PGI performance gain over gcc is in the x1.5 – x6 range. While gcc performance is barely equivalent on those recent (Volta/Turing) GPUs, PGI better matches the nominal GPU performance specs ; for example it gives a x3 perf ratio between V100 and T4, as marketed by Nvidia.
The Nvidia profiler tools are useful for analyzing and tuning your code. Please note that CUDA 10.0 (current version on Nef) still uses the legacy nvprof / nvvp tools, while CUDA 10.1 adds support for newer nsys / nsight.

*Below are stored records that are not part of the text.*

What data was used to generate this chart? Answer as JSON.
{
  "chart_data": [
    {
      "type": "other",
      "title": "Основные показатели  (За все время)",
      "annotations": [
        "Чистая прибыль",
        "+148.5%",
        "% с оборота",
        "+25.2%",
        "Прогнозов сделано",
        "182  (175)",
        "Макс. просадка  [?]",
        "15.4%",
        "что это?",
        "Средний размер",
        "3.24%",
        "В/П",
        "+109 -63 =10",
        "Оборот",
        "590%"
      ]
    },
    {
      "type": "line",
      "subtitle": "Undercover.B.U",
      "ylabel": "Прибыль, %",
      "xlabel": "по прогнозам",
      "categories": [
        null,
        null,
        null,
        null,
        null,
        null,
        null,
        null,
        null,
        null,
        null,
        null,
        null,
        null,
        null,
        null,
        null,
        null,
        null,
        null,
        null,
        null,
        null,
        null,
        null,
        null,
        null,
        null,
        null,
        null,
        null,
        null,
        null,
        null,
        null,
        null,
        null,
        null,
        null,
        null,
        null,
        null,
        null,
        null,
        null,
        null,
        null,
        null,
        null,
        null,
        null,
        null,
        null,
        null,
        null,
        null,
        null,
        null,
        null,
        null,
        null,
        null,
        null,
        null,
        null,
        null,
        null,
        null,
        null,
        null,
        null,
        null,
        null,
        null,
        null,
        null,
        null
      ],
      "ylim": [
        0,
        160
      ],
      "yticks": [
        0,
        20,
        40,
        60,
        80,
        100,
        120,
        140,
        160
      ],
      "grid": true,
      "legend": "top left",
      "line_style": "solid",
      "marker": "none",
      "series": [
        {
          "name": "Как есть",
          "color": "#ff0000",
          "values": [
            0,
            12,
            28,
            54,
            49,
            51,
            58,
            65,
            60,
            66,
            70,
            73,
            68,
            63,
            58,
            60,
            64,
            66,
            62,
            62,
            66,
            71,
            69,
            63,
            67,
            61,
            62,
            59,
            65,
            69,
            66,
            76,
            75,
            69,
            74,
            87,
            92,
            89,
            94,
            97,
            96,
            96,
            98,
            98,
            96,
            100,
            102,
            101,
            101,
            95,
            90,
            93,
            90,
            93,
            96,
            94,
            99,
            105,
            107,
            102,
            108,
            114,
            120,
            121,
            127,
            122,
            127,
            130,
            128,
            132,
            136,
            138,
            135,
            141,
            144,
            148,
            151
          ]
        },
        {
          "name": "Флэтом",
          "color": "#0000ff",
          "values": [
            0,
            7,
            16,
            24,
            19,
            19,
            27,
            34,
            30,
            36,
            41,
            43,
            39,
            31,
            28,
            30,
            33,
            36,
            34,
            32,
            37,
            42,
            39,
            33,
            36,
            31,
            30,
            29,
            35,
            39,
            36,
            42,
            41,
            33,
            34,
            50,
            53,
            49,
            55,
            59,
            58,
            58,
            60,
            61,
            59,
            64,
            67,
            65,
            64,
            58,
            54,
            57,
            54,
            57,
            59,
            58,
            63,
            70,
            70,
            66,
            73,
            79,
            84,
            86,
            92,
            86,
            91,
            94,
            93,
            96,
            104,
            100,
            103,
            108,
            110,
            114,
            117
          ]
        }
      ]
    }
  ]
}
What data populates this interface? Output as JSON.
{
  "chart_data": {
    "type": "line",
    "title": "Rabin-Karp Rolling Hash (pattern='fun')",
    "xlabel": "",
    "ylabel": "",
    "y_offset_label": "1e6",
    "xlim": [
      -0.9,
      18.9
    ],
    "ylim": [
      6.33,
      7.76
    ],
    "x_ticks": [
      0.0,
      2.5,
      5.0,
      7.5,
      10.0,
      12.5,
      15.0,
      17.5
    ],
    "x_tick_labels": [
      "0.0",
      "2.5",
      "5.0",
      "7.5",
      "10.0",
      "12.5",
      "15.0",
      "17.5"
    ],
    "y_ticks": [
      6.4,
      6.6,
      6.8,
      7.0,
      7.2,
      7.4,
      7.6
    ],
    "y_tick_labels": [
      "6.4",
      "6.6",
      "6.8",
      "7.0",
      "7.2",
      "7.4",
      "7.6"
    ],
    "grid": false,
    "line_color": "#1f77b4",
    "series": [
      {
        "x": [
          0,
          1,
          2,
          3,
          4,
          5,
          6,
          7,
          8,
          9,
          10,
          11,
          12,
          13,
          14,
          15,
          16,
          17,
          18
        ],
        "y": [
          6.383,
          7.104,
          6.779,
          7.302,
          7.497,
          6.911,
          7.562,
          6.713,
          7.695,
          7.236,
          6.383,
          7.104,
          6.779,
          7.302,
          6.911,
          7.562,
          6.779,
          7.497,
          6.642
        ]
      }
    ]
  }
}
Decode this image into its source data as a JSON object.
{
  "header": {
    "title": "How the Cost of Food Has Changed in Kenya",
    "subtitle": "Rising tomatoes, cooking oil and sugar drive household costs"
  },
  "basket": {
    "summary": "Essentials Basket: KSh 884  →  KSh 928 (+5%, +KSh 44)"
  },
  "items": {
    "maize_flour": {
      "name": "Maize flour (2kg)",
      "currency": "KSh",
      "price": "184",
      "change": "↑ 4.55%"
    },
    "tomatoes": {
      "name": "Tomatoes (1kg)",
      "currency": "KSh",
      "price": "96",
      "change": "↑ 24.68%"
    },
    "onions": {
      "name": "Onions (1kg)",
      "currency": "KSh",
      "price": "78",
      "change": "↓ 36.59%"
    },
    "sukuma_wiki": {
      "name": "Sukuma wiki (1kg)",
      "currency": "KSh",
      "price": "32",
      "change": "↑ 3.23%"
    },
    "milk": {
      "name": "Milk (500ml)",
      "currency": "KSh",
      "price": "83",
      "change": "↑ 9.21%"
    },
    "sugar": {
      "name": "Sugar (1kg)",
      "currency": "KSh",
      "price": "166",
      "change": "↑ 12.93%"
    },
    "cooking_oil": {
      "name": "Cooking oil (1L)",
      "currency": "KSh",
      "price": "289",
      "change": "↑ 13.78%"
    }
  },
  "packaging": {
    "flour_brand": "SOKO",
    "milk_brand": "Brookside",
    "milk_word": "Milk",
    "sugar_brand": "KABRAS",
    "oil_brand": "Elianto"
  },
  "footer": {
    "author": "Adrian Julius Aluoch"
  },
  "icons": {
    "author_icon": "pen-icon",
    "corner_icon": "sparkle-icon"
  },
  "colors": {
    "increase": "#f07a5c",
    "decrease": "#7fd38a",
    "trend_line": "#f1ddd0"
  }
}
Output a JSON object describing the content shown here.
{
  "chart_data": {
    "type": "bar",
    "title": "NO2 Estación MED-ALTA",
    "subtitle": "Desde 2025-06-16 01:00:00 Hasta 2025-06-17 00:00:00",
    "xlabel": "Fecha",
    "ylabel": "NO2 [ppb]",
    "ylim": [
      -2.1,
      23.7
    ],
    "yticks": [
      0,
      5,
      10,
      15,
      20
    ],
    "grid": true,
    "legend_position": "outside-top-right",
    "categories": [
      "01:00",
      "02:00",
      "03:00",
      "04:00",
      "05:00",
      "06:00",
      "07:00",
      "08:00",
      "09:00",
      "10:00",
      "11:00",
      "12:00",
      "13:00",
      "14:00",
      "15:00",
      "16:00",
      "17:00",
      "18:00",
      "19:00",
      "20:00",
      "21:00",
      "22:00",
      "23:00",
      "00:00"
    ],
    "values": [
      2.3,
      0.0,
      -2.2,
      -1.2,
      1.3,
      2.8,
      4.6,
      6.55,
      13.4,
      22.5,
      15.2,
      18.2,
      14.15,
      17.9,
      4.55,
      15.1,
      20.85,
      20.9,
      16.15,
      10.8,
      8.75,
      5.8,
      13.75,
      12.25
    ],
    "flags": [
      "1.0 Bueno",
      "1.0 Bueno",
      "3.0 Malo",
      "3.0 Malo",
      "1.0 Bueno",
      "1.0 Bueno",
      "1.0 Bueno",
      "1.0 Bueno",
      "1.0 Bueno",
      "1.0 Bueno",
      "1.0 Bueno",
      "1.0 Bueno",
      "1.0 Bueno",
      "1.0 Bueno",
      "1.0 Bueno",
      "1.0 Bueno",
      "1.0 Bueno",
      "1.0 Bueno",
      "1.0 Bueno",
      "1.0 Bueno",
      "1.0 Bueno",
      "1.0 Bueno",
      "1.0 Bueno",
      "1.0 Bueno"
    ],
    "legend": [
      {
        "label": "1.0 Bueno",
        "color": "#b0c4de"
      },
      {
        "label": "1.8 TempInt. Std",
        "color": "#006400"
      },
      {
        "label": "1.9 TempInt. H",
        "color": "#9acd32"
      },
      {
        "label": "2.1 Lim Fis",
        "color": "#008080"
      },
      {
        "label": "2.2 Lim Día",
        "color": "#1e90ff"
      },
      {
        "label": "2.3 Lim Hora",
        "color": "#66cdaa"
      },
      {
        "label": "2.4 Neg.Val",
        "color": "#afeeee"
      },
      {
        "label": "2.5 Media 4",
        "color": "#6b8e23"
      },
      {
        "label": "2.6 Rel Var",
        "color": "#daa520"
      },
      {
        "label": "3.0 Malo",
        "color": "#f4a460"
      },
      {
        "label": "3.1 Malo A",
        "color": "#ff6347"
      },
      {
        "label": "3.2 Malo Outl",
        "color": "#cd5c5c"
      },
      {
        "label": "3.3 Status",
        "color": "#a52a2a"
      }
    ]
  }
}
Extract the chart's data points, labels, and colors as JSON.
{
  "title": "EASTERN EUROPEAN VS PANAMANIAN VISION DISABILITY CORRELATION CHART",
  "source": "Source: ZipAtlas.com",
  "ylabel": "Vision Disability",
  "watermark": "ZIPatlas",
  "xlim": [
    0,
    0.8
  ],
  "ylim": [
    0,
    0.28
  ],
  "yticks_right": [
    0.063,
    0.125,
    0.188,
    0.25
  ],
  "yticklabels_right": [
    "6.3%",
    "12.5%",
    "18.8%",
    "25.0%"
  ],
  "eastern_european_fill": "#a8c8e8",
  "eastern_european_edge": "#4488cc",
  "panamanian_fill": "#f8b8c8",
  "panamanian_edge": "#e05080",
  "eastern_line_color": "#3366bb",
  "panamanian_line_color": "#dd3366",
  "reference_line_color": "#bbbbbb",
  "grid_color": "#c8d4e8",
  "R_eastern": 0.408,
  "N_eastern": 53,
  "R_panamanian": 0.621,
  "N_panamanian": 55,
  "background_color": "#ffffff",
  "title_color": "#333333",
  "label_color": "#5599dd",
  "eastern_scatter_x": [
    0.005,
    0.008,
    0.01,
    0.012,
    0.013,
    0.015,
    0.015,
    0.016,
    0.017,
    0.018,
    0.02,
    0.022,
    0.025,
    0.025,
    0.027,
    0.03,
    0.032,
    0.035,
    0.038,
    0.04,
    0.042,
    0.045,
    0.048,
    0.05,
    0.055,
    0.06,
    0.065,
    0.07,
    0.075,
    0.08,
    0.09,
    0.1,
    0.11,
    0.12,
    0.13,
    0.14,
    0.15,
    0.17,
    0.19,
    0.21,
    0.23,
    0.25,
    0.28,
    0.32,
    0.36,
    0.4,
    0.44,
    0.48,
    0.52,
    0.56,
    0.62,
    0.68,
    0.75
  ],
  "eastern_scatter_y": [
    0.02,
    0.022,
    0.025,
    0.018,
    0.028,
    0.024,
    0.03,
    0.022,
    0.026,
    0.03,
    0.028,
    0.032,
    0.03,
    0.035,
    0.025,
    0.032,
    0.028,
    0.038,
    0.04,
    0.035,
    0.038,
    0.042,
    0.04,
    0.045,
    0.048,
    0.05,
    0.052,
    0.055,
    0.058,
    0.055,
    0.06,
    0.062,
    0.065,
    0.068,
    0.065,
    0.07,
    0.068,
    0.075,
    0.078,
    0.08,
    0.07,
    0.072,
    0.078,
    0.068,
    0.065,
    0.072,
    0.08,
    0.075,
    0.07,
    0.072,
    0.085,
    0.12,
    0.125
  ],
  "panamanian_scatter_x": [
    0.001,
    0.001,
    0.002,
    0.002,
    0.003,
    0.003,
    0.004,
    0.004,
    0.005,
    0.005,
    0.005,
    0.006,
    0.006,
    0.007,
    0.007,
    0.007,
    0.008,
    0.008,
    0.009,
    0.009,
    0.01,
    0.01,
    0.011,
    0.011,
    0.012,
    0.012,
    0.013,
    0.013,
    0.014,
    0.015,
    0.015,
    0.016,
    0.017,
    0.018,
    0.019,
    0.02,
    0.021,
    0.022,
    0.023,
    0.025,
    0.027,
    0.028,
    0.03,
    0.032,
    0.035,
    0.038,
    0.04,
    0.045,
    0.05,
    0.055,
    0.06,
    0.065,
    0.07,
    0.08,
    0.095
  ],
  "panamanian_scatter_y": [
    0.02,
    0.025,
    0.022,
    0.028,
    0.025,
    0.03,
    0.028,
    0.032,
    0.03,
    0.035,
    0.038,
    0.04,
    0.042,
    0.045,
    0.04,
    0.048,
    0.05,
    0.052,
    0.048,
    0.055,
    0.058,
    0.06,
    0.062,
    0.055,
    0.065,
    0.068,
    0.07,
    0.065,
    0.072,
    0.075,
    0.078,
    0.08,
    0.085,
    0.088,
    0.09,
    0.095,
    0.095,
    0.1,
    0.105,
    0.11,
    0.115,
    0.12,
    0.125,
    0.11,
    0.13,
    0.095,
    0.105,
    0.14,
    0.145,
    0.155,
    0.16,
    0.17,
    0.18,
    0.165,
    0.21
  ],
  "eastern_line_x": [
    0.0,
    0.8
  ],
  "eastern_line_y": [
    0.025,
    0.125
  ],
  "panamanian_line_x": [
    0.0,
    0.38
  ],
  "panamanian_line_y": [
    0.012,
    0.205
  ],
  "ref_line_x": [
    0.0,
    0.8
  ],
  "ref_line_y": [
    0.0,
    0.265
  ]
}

On Nef to profile a code named matrix_mult_binary and view the results with the GUI :
module load cuda/10.0
nvprof -o resfile.nvvp ./matrix_mult_binary
nvvp &
# in nvvp GUI : File > Open : resfile.nvvp
For all “test 2” cases (9000×9000 matrix multiplication), profiling shows that >85% of the elapsed time is for execution of the offloaded code on the GPU (cuStreamSynchronize), while <5% in the data copy to/from the GPU (CUDA memcpy HtoD and DtoH). All data transfers to/from the GPU occur before and after computation on the GPU. This is coherent with the #pragma acc kernels copy in the test code, which also does not exceed the GPU memory. Thus our “test 2” cases really measure the offloaded code execution performance on the GPU.
Conclusion is that OpenACC GPU offloading permits huge performance gains (especially with PGI), hopefully with a reasonable effort. Finer optimization can nevertheless become a complex mix of coding, compiler and infrastructure.
Real world codes probably want to combine CPU parallelization (OpenMP) and offloading, datasets exceeding the GPU memory. We did not test that yet.